Приезд патриарха вскрыл страшные язвы, которыми страдала западнорусская церковь, обнаружил их во всей их неприглядности. Меры, принятые патриархом, оказались бессильными помочь беде. Все это послужило только на пользу врагам православия. Многие ревнители православия стали уже отчаиваться, терять веру в способность патриарха избавить русскую церковь от беспорядков; даже и князь Острожский потерял надежду на него и стал склоняться к унии с Римом. Иезуиты спешили ковать железо, пока оно было горячо, издали вторично книгу Скарги о единении церквей и стали горячо проповедовать, что русская церковь только и может ждать спасения от папы...
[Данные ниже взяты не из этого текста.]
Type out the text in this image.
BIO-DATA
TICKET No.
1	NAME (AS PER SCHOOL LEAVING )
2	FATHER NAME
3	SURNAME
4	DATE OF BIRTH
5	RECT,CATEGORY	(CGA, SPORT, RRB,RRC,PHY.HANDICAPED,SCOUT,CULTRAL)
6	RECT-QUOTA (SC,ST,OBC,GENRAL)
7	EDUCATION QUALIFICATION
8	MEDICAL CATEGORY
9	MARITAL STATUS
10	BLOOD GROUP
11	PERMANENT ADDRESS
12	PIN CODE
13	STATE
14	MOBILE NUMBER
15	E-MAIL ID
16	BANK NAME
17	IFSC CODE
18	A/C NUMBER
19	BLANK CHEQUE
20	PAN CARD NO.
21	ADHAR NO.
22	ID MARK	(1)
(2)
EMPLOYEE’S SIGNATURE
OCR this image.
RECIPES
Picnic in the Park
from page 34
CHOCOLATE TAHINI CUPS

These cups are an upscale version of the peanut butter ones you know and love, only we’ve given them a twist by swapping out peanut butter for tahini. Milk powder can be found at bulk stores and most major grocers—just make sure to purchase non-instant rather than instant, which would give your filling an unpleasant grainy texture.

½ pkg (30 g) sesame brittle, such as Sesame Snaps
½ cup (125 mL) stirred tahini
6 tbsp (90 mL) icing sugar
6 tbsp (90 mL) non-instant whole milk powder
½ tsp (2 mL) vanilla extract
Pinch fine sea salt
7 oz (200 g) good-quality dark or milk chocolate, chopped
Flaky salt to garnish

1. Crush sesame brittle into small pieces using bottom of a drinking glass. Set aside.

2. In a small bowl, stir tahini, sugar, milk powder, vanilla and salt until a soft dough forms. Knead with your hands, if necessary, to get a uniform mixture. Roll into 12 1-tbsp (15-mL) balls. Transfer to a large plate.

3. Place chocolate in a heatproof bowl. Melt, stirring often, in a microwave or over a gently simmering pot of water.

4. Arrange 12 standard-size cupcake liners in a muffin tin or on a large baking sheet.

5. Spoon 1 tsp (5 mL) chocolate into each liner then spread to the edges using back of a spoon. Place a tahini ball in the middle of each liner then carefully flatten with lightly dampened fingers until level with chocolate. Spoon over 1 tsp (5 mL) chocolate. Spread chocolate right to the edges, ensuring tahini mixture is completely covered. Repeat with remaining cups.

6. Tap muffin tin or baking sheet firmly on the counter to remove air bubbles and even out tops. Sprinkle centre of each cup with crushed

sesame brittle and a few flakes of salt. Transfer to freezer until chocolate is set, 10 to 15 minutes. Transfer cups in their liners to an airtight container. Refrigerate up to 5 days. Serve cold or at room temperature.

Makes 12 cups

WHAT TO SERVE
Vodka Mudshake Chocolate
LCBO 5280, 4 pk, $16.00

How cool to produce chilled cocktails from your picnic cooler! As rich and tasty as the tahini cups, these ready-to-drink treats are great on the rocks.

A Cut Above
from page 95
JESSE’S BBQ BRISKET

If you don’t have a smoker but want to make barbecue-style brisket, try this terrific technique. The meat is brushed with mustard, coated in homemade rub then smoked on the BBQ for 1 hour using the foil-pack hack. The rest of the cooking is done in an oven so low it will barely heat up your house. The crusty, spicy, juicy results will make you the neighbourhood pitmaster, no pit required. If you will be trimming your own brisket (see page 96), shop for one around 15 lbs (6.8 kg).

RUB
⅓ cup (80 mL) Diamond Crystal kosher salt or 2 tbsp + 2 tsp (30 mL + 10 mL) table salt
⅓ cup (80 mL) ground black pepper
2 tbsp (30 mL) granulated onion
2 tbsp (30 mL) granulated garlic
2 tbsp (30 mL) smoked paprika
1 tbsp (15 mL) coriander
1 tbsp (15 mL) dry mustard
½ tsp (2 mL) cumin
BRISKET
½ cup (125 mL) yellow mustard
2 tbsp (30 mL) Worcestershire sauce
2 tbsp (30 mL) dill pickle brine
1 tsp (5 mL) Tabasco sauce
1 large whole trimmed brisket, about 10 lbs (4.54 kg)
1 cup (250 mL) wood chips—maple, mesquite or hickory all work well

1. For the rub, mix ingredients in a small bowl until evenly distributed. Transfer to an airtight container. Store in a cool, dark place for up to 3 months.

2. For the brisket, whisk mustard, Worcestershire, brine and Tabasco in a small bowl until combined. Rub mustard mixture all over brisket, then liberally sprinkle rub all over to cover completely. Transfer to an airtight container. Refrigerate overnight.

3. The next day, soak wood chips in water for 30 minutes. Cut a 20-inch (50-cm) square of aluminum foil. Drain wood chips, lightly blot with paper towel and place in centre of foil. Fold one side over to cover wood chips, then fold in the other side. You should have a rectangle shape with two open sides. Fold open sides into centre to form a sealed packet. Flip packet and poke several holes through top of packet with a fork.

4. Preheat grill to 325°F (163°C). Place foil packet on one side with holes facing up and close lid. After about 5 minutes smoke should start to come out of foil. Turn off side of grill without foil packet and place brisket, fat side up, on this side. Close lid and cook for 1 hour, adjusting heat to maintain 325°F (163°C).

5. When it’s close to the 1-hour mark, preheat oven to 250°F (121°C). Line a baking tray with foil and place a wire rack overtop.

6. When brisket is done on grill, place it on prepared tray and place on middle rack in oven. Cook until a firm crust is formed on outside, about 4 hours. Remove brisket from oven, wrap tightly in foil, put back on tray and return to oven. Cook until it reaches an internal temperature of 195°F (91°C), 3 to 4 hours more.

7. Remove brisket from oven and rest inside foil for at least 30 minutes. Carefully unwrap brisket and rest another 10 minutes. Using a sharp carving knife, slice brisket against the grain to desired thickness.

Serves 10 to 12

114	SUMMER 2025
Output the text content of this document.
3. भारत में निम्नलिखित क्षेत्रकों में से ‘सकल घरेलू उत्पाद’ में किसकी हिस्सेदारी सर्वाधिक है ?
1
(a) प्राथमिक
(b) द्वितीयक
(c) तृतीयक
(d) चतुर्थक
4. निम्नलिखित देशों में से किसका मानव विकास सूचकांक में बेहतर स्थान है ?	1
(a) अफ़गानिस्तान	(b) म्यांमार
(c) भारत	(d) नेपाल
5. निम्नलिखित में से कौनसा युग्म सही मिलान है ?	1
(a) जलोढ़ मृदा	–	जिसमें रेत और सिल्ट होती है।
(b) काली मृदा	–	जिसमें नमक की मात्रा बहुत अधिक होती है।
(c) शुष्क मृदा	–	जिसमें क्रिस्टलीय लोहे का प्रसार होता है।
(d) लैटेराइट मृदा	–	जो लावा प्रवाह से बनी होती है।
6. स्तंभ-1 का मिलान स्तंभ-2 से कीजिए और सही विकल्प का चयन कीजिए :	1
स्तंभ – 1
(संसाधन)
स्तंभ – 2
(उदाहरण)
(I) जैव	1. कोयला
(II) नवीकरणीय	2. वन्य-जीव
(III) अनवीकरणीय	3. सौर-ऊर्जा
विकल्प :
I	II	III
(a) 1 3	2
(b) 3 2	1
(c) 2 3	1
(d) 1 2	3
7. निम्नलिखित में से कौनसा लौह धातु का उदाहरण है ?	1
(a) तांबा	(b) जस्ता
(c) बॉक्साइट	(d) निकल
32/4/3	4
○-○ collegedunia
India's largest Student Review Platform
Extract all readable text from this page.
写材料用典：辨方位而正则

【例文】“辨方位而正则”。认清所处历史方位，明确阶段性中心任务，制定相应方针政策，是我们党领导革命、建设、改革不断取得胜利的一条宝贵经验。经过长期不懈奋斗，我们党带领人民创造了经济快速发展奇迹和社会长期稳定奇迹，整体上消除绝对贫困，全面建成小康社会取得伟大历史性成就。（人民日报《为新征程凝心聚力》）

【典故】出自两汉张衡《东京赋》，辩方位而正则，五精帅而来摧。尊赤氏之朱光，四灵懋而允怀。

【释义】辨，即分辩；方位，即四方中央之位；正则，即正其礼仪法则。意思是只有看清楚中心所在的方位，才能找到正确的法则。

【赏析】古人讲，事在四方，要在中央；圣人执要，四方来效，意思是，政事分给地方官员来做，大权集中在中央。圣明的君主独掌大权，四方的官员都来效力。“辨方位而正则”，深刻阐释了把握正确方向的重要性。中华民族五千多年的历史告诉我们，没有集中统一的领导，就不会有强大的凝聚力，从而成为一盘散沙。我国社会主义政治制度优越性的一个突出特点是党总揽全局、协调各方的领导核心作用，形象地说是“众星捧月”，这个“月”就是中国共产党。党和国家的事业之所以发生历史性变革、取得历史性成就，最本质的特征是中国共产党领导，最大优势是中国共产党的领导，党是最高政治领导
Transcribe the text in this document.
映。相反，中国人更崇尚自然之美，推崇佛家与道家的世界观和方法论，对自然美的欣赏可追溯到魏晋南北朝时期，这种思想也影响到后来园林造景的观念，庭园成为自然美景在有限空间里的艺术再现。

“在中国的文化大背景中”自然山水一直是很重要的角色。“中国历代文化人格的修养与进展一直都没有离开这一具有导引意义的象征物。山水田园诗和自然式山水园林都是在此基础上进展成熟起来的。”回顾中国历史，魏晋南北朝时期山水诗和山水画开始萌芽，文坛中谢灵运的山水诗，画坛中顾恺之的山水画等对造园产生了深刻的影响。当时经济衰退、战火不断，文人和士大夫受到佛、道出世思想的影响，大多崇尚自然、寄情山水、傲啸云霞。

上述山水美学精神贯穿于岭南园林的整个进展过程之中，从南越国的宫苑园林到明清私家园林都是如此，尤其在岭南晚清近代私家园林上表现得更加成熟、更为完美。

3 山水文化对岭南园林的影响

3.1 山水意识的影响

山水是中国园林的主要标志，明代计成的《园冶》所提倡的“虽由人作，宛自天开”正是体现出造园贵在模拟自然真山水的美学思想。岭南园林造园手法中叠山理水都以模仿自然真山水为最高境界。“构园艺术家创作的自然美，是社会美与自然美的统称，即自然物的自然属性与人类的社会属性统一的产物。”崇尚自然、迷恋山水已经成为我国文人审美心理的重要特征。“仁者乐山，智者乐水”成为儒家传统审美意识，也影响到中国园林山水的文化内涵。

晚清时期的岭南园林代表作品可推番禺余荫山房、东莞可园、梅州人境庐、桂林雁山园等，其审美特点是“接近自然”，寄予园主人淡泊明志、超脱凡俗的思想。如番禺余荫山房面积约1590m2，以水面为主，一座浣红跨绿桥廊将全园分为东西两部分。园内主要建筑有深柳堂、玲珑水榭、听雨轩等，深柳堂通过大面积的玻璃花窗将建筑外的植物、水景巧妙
Уния была особенно выгодна православным епископам: подчинение Риму поднимало их значение в государстве, уравнивало их с польскими епископами, которые принимали участие в государственных делах, избавляло их, наконец, от неприятного вмешательства в их дела мирян, панов и братств. В эту пору католические власти стали нарочно теснить православных более прежнего. Самый смелый и деятельный из епископов – Кирилл Луцкий, который в то время страдал от борьбы с луцким старостою и притом рассорился с князем Острожским, сделал решительный шаг к унии.

Константин Острожский

Князь Константин Константинович Острожский

 

В 1590 году королю, по мысли Кирилла, была подана просьба, подписанная им и еще тремя епископами: Гедеоном Львовским, Дионисием Хельмским и Леонтием Пинским. Они соглашались заключить унию и подчиниться папе, просили только, чтобы русской церкви оставлены были ее обряды и язык, а им, епископам, обеспечены были права. Король с большой радостью принял эту просьбу, обещал епископам уравнять их с католическими епископами и защитить от восточных патриархов. До поры до времени, однако, все дело хранилось в глубокой тайне: главным зачинщикам унии, видно, хотелось сперва навербовать сторонников унии и тогда уже привести свой замысел в действие. Скоро нашелся важный союзник Кириллу. Это был владимирский епископ Ипатий Поцей, только что получивший этот сан (в 1593 г.), человек знатного рода, родственник и приятель кн. Острожского. Поцей получил воспитание в иезуитской академии в Кракове, сначала был католиком, потом кальвинистом, наконец, принял православие. Возведенный в сан епископа, Поцей стал вести безукоризненную, строгую жизнь, что было редким явлением в то время. Православные глубоко уважали его, видели в нем настоящего подвижника; такой союзник зачинщикам унии был особенно дорог. Поцей пробовал склонить окончательно князя Острожского к унии, вел с ним переписку об этом, но тот хотел соединения всей восточной церкви с западной, а не одной западнорусской; Поцей считал такую унию делом неисполнимым и сошелся в мыслях с Терлецким, чтобы прежде всего западнорусскую церковь подчинить папе. Они открыли свой замысел митрополиту Михаилу Рагозе. Этот слабый старик колебался, не зная, что и делать, понимал, как выгодно было принять унию и этим снискать милость короля, но боялся вооружить против себя православных, особенно могущественных панов. Митрополит стал хитрить, – сторонникам унии выказывал готовность поддерживать их, а православным вельможам и братствам писал, что он не одобряет унии. Малодушие митрополита и двусмысленность его поступков принесли печальные плоды: Терлецкий и Поцей стали действовать, не обращая большого внимания на митрополита, а православные потеряли к нему всякое уважение, и слух о его измене православию вооружал их против него.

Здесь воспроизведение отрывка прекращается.